Netflix officials have sent out a note to employees that has leaked to The New York Times. The note states the streaming platform is looking to fast-track its plans on account sharing and an ad-supported tier.
According to a report from The New York Times, two anonymous sources told the publication that a note was issued to employees that stated Netflix is planning on rolling out an ad-supported tier to the streaming platform during the fourth quarter of 2022. The note also stated that it will be addressing the large problem of account sharing across households, which follows an abysmal earning report released last month that revealed Netflix lost 200,000 subscribers.
Co-chief executive Reed Hastings said around the time of the earnings report release that the company would address the issue "over the next year or two". However, the notes sent to employees seem to show Netflix has changed its tune, with the sources saying the note indicated Netflix's plan is "faster and ambitious, and it will require some trade-offs".
Notably, Netflix has already said its conducting testing on ways to stop account sharing without completely killing its userbase, as a recent survey from Leichtman Research Group revealed that nearly a third of all US-based Netflix subscribers are sharing accounts between households.

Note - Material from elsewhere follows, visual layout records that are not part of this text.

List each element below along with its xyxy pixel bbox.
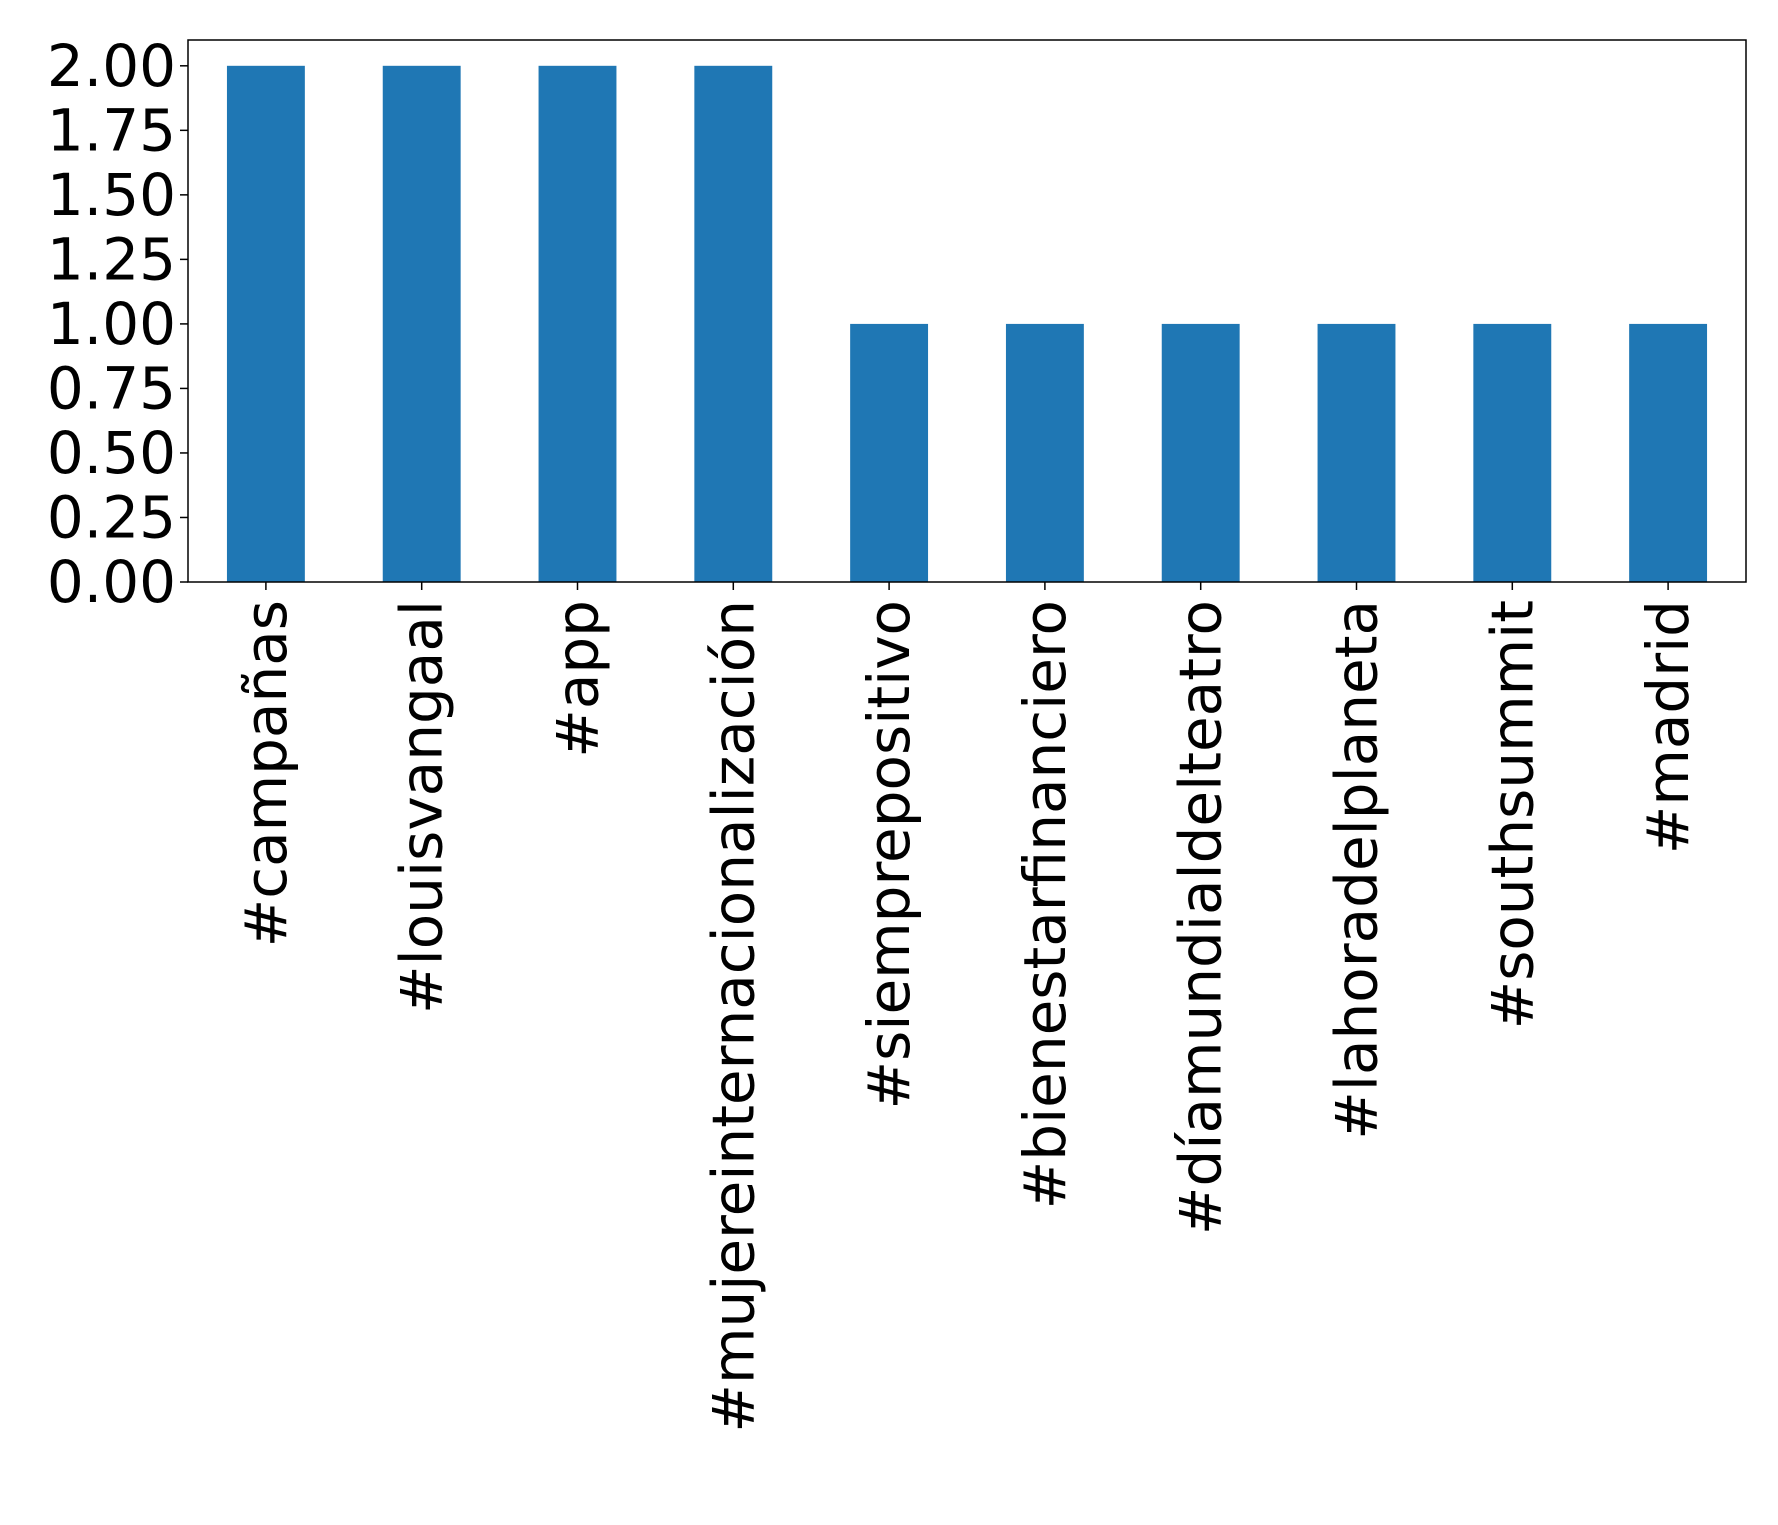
bar [1473,323,1552,582]
bar [1005,323,1084,582]
x-tick-label: #siemprepositivo [855,600,923,1109]
y-tick-label: 1.50 [47,161,176,229]
x-tick-label: #mujereinternacionalización [699,600,767,1433]
bar [1629,323,1708,582]
x-tick-label: #southsummit [1478,600,1546,1029]
y-axis: 0.000.250.500.751.001.251.501.752.00 [47,32,188,616]
x-tick-label: #madrid [1634,600,1702,854]
y-tick-label: 1.00 [47,290,176,358]
x-tick-label: #díamundialdelteatro [1167,600,1235,1235]
x-tick-label: #louisvangaal [388,600,456,1014]
bar [538,65,617,583]
bar [1161,323,1240,582]
x-tick-label: #campañas [232,600,300,947]
bar [226,65,305,583]
y-tick-label: 0.75 [47,354,176,422]
x-tick-label: #lahoradelplaneta [1323,600,1391,1140]
bar [1317,323,1396,582]
x-axis: #campañas #louisvangaal #app #mujereinterna… [232,582,1702,1433]
bar [694,65,773,583]
y-tick-label: 0.25 [47,483,176,551]
bar [850,323,929,582]
y-tick-label: 0.50 [47,419,176,487]
bars [226,65,1708,583]
x-tick-label: #app [544,600,612,758]
y-tick-label: 1.25 [47,225,176,293]
y-tick-label: 2.00 [47,32,176,100]
y-tick-label: 0.00 [47,548,176,616]
y-tick-label: 1.75 [47,96,176,164]
x-tick-label: #bienestarfinanciero [1011,600,1079,1209]
bar [382,65,461,583]
plot-frame [187,39,1747,583]
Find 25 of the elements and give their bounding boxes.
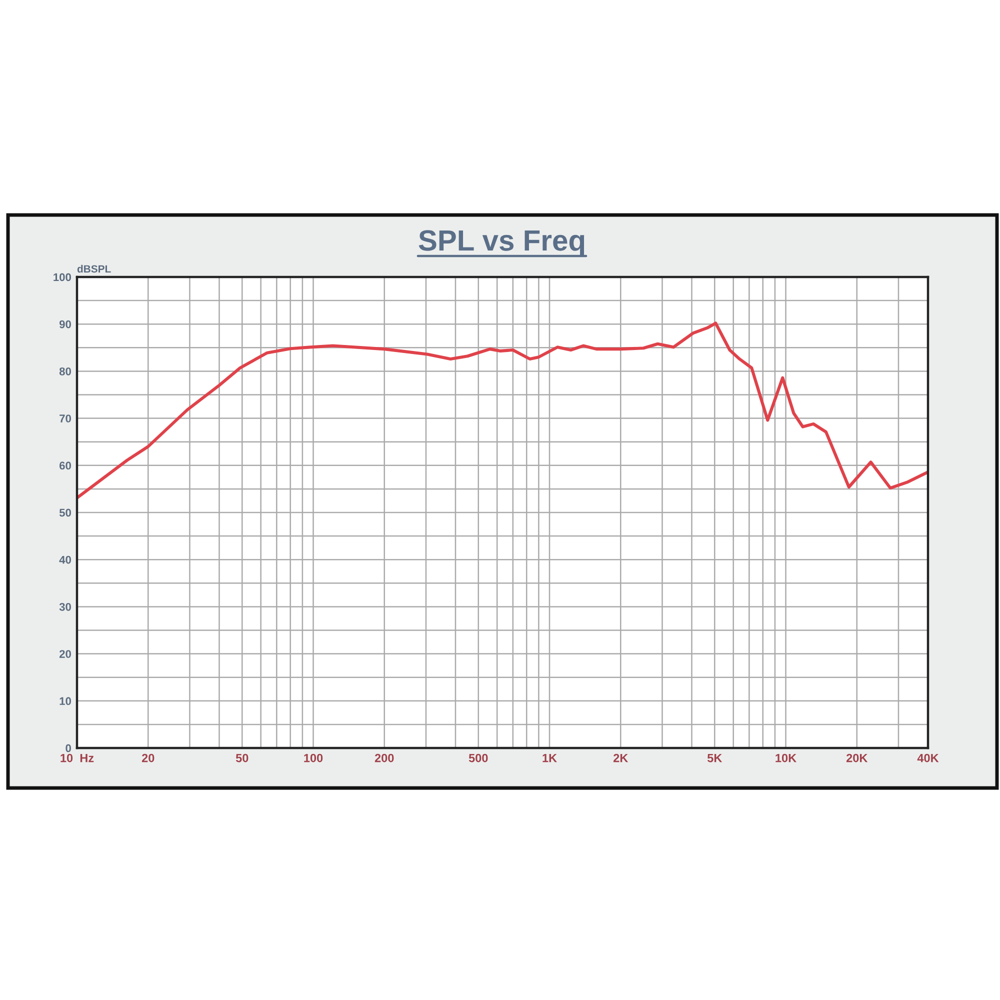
x-tick-label: 500: [468, 754, 488, 762]
x-tick-label: 100: [304, 754, 323, 762]
y-tick-label: 0: [66, 744, 71, 752]
x-tick-label: 200: [374, 754, 394, 762]
x-tick-label: 10 Hz: [60, 754, 94, 762]
x-tick-label: 1K: [542, 754, 557, 762]
y-tick-label: 40: [59, 556, 71, 564]
y-tick-label: 30: [59, 602, 71, 611]
x-tick-label: 20: [142, 754, 154, 762]
y-tick-label: 100: [54, 273, 71, 282]
y-axis-title: dBSPL: [77, 264, 111, 273]
y-tick-label: 70: [60, 414, 71, 422]
y-tick-label: 20: [59, 650, 71, 658]
y-tick-label: 80: [59, 367, 71, 376]
x-tick-label: 10K: [776, 754, 796, 762]
chart-title: SPL vs Freq: [418, 230, 584, 257]
x-tick-label: 5K: [707, 754, 722, 762]
x-tick-label: 50: [236, 754, 248, 762]
x-tick-label: 2K: [613, 754, 628, 762]
y-tick-label: 90: [59, 320, 71, 328]
y-tick-label: 10: [60, 697, 71, 706]
x-tick-label: 20K: [846, 754, 868, 762]
x-tick-label: 40K: [917, 754, 939, 762]
y-tick-label: 50: [59, 508, 71, 517]
y-tick-label: 60: [59, 462, 71, 470]
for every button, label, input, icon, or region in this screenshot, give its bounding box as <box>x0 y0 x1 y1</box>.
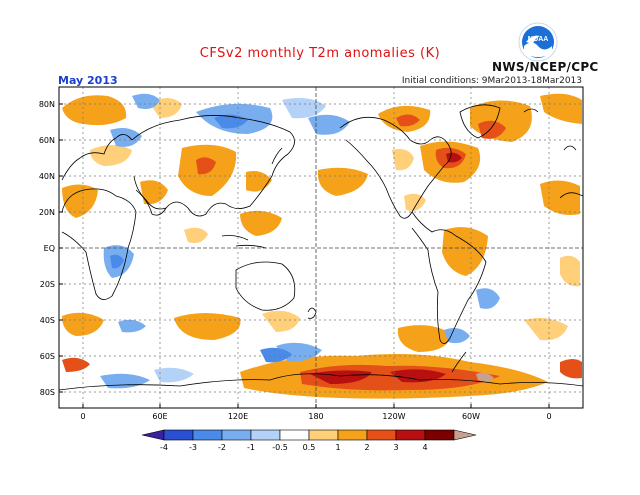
legend-label: -4 <box>160 443 168 452</box>
coastlines <box>59 104 583 391</box>
legend-swatch <box>192 429 223 441</box>
graticule <box>59 87 583 408</box>
lat-label: 80S <box>40 388 55 397</box>
forecast-period: May 2013 <box>58 74 118 87</box>
lon-label: 0 <box>80 412 85 421</box>
legend-swatch <box>366 429 397 441</box>
lat-label: 40N <box>39 172 55 181</box>
legend-swatch <box>141 429 165 441</box>
svg-text:NOAA: NOAA <box>528 36 549 43</box>
legend-swatch <box>279 429 310 441</box>
lat-labels: 80N 60N 40N 20N EQ 20S 40S 60S 80S <box>39 100 55 397</box>
lat-label: 80N <box>39 100 55 109</box>
legend-label: 3 <box>393 443 398 452</box>
legend-swatch <box>424 429 455 441</box>
lon-label: 120W <box>382 412 405 421</box>
legend-label: 1 <box>335 443 340 452</box>
legend-swatches <box>141 429 477 441</box>
lon-label: 60E <box>152 412 167 421</box>
lat-ticks <box>59 103 63 393</box>
legend-label: -3 <box>189 443 197 452</box>
legend-swatch <box>395 429 426 441</box>
legend-label: -1 <box>247 443 255 452</box>
lat-label: 60S <box>40 352 55 361</box>
lon-ticks <box>82 404 550 408</box>
lon-label: 120E <box>228 412 248 421</box>
lon-labels: 0 60E 120E 180 120W 60W 0 <box>80 412 551 421</box>
lat-label: 40S <box>40 316 55 325</box>
legend-swatch <box>308 429 339 441</box>
legend-swatch <box>163 429 194 441</box>
legend-label: 0.5 <box>303 443 316 452</box>
initial-conditions: Initial conditions: 9Mar2013-18Mar2013 <box>401 76 582 86</box>
lat-label: 20S <box>40 280 55 289</box>
lon-label: 0 <box>546 412 551 421</box>
reference-lines <box>59 87 583 408</box>
lat-label: 20N <box>39 208 55 217</box>
map-title: CFSv2 monthly T2m anomalies (K) <box>199 46 441 61</box>
lon-label: 180 <box>308 412 323 421</box>
legend-label: 2 <box>364 443 369 452</box>
agency-label: NWS/NCEP/CPC <box>492 60 599 74</box>
legend-swatch <box>337 429 368 441</box>
lat-label: EQ <box>44 244 55 253</box>
lat-label: 60N <box>39 136 55 145</box>
legend-swatch <box>453 429 477 441</box>
legend-label: -2 <box>218 443 226 452</box>
map-background <box>59 87 583 408</box>
legend-swatch <box>221 429 252 441</box>
legend-labels: -4 -3 -2 -1 -0.5 0.5 1 2 3 4 <box>160 443 428 452</box>
legend-swatch <box>250 429 281 441</box>
noaa-logo: NOAA <box>518 22 558 62</box>
lon-label: 60W <box>462 412 480 421</box>
legend-label: 4 <box>422 443 427 452</box>
legend-label: -0.5 <box>272 443 288 452</box>
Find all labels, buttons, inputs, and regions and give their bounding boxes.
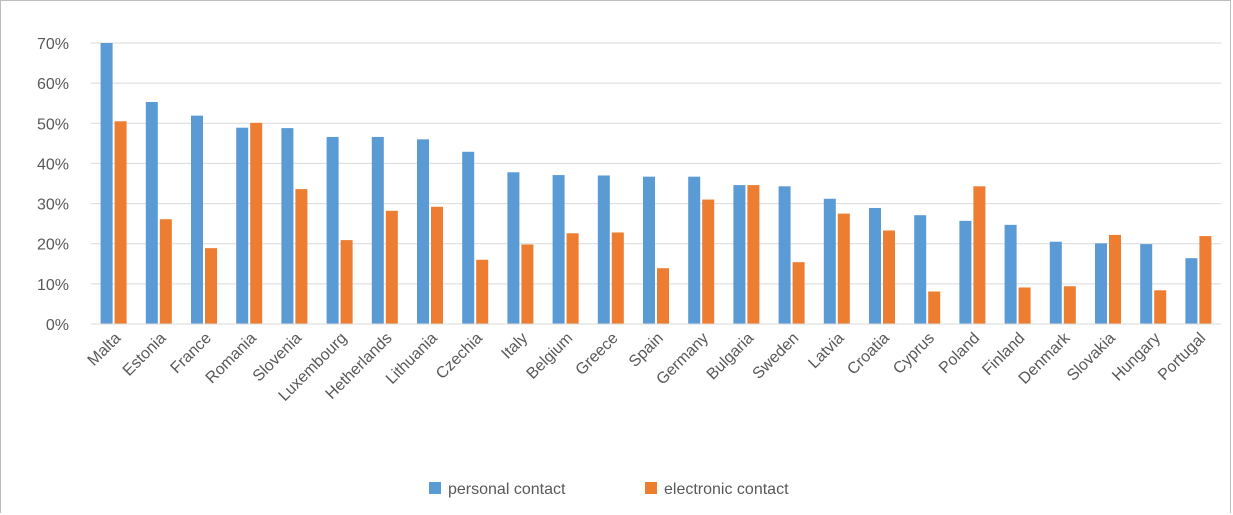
legend-label: personal contact — [448, 481, 566, 498]
x-category-label: Malta — [85, 330, 125, 370]
bar-personal-germany — [688, 176, 701, 324]
bar-personal-portugal — [1185, 258, 1198, 324]
bar-electronic-czechia — [476, 259, 489, 324]
bar-personal-hungary — [1140, 244, 1153, 324]
legend-label: electronic contact — [664, 481, 789, 498]
bar-electronic-slovakia — [1109, 234, 1121, 324]
bar-electronic-lithuania — [431, 206, 443, 324]
y-tick-label: 20% — [37, 237, 69, 254]
legend-swatch — [645, 482, 657, 494]
bar-electronic-latvia — [837, 213, 850, 324]
bar-electronic-estonia — [159, 219, 172, 324]
bar-electronic-bulgaria — [747, 185, 760, 324]
gridlines — [91, 42, 1221, 285]
x-category-label: Poland — [936, 330, 983, 377]
x-category-label: Spain — [626, 330, 667, 371]
bar-personal-spain — [643, 176, 655, 324]
bar-electronic-portugal — [1199, 236, 1212, 324]
y-tick-label: 30% — [37, 197, 69, 214]
bar-electronic-sweden — [792, 262, 805, 324]
bar-personal-bulgaria — [733, 185, 746, 324]
bar-electronic-slovenia — [295, 189, 308, 324]
y-tick-label: 60% — [37, 76, 69, 93]
legend: personal contact electronic contact — [429, 481, 789, 498]
y-tick-label: 10% — [37, 277, 69, 294]
x-category-label: Greece — [573, 330, 622, 379]
x-category-label: Latvia — [805, 330, 847, 372]
bar-personal-slovakia — [1095, 243, 1107, 324]
y-axis-tick-labels: 0% 10% 20% 30% 40% 50% 60% 70% — [37, 36, 69, 334]
bars — [100, 43, 1212, 325]
bar-personal-latvia — [823, 198, 836, 324]
bar-personal-malta — [100, 43, 113, 324]
bar-personal-belgium — [552, 175, 565, 324]
bar-personal-poland — [959, 220, 972, 324]
bar-personal-hetherlands — [371, 136, 384, 324]
y-tick-label: 50% — [37, 116, 69, 133]
bar-personal-lithuania — [417, 139, 429, 324]
bar-electronic-france — [205, 248, 217, 324]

What Netflix's plan is exactly, the company only knows, but it seems there is something in the works if the company is planning on rolling out an ad-supported tier and a fix to account sharing in quarter four. Furthermore, Netflix has said that it doesn't want to ban account sharing across households completely but wants users who are consuming the platform content to pay for what they are enjoying.
Throughout Q1 2022, Netflix lost more than 200,000 subscribers, marking the first loss in subscribers for the platform in 11 years. The streaming platform predicted it would lose an additional two million subscribers in Q2 2022.